Turkey’s relentless attack on the press
IT SHOULD come as no surprise that President Recep Tayyip Erdogan of Turkey would praise Donald Trump for refusing to talk to a CNN reporter at a news conference.
For years, Erdogan has been crushing independent voices as part of a broader effort to assert authoritarian control. Earlier this month, the Turkish police arrested the top legal adviser and a former chief executive of Dogan Holding, a conglomerate that owns the newspaper Hurriyet and CNN Turk. This followed the deten- tion in mid-December of another company executive, Barbaros Muratoglu, reportedly accused of “aiding a terror group”, namely the organisation of Muslim cleric Fethullah Gulen, who has lived in self-imposed exile in Pennsylvania since 1999. Erdogan has charged Gulen with masterminding an aborted coup in July.

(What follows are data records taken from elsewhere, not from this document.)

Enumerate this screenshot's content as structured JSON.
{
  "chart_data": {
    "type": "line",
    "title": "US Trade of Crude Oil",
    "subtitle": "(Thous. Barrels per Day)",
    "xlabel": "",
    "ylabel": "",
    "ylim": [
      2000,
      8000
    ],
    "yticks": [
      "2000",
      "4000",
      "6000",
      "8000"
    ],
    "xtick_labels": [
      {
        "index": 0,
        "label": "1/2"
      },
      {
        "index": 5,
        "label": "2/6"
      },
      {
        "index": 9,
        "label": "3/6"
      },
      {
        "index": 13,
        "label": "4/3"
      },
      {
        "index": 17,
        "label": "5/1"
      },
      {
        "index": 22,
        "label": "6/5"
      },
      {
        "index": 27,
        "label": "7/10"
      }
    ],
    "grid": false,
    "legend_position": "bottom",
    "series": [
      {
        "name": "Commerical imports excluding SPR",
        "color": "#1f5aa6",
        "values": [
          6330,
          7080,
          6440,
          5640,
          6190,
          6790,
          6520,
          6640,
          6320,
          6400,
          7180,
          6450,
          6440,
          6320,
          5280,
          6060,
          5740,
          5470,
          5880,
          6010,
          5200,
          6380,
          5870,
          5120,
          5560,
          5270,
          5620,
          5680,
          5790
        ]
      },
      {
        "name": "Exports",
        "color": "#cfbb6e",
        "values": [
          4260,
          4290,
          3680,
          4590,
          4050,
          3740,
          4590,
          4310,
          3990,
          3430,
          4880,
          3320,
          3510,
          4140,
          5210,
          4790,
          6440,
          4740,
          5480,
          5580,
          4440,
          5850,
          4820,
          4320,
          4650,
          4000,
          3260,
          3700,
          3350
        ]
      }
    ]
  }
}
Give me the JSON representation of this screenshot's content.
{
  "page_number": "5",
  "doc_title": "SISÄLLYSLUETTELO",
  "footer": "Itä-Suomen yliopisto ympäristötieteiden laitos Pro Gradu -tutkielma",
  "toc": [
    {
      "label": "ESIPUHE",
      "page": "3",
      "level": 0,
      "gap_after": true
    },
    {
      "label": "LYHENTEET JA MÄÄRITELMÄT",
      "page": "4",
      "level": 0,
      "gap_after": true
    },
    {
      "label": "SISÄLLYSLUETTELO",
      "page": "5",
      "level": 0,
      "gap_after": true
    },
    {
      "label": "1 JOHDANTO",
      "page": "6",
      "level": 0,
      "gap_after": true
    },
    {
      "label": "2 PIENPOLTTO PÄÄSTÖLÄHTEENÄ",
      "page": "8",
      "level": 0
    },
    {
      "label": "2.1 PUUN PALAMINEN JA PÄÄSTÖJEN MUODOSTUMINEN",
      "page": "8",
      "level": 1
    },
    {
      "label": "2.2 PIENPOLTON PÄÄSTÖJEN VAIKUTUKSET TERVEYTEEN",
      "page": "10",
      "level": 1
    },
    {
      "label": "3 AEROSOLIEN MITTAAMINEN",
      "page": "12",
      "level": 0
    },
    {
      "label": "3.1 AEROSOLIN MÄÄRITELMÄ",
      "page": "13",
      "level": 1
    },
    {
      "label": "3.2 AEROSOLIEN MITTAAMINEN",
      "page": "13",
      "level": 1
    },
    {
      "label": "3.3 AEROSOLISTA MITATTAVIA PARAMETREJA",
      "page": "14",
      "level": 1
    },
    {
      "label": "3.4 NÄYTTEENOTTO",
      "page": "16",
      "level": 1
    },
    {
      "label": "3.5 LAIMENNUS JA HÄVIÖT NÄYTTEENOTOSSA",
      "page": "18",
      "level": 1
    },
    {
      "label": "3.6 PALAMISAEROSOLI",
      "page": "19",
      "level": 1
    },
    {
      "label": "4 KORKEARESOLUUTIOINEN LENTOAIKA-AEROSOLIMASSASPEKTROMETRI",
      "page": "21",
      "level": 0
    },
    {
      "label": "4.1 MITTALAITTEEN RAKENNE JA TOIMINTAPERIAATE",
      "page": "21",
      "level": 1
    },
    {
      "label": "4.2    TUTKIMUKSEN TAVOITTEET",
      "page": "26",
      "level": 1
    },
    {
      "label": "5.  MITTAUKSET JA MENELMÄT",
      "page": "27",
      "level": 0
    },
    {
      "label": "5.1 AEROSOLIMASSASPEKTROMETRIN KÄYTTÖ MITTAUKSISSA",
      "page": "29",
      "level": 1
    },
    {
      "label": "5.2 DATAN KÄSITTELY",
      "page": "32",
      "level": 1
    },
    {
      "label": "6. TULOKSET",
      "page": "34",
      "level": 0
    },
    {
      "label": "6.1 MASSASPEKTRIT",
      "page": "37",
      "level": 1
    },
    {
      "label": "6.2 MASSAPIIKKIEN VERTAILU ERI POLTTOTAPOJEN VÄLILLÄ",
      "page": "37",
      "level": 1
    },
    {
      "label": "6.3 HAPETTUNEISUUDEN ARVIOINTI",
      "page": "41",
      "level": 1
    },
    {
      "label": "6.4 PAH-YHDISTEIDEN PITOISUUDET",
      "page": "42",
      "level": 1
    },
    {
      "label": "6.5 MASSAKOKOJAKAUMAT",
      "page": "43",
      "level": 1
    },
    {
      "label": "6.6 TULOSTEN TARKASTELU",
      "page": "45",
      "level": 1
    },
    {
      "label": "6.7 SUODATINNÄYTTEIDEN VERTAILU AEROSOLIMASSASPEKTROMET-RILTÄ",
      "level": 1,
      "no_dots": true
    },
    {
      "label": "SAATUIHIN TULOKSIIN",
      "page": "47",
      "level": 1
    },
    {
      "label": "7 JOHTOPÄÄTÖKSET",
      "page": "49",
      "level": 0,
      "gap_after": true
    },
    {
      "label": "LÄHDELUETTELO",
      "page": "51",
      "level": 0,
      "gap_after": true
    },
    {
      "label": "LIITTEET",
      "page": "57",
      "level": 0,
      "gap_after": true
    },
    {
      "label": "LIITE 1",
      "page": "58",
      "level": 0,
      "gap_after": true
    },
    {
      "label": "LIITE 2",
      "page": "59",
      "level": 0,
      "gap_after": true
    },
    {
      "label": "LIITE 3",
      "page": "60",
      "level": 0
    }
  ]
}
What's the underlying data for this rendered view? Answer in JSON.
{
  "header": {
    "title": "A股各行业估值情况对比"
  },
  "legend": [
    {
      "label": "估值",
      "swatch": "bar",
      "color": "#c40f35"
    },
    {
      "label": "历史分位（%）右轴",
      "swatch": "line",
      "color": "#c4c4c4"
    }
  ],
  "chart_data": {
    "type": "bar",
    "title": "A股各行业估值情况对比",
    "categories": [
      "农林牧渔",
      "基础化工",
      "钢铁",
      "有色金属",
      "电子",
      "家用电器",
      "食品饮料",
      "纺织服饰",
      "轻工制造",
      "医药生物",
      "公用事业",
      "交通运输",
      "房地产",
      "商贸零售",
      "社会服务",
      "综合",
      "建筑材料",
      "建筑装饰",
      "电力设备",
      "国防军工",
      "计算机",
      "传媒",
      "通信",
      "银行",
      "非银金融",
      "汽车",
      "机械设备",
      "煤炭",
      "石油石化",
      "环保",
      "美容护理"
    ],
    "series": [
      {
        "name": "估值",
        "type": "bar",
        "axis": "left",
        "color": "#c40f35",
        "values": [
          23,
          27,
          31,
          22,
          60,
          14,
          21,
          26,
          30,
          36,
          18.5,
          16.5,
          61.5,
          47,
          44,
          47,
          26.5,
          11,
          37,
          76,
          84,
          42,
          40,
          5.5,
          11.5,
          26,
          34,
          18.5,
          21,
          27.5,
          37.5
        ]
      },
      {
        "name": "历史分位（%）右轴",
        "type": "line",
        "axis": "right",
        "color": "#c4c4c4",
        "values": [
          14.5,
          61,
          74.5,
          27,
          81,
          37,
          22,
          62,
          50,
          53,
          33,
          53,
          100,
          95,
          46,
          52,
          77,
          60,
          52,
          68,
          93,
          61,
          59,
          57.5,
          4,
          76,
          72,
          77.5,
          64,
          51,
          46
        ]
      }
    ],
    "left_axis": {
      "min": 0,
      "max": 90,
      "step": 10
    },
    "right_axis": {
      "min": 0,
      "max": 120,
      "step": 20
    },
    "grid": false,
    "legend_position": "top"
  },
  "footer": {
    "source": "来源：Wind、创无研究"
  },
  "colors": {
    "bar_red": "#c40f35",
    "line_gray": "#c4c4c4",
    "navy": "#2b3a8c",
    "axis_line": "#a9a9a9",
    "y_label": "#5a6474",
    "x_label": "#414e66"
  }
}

Although the attempted overthrow was a legitimate threat, Erdogan has exploited the episode. He has declared a state of emergency that expands his executive powers, jailed thousands of soldiers, seized hundreds of companies and purged thousands more public officials, police officers, teachers, judges and prosecutors.
His crackdown on the press has accelerated – 120 journalists have been jailed since the coup attempt and Turkey has surpassed China as the world’s main jailer of journalists, according to the Committee to Protect Journalists.
The family that owns Dogan Holding has long been influential in Turkey’s secular establishment and ran afoul of Erdogan’s Islamist-based AKP Party in 2009. With the company targeted again, the newspaper Hurriyet is widely seen as pulling punches to appease Erdogan by firing journalists and quashing even mildly critical news stories.
There is little doubt Gulen has tried to cause mischief in Turkey by calling attention to corruption and Erdogan’s efforts to sap democracy. But Erdogan has not provided the evidence needed to extradite Gulen. He undoubtedly believes Trump may be more amenable to this demand.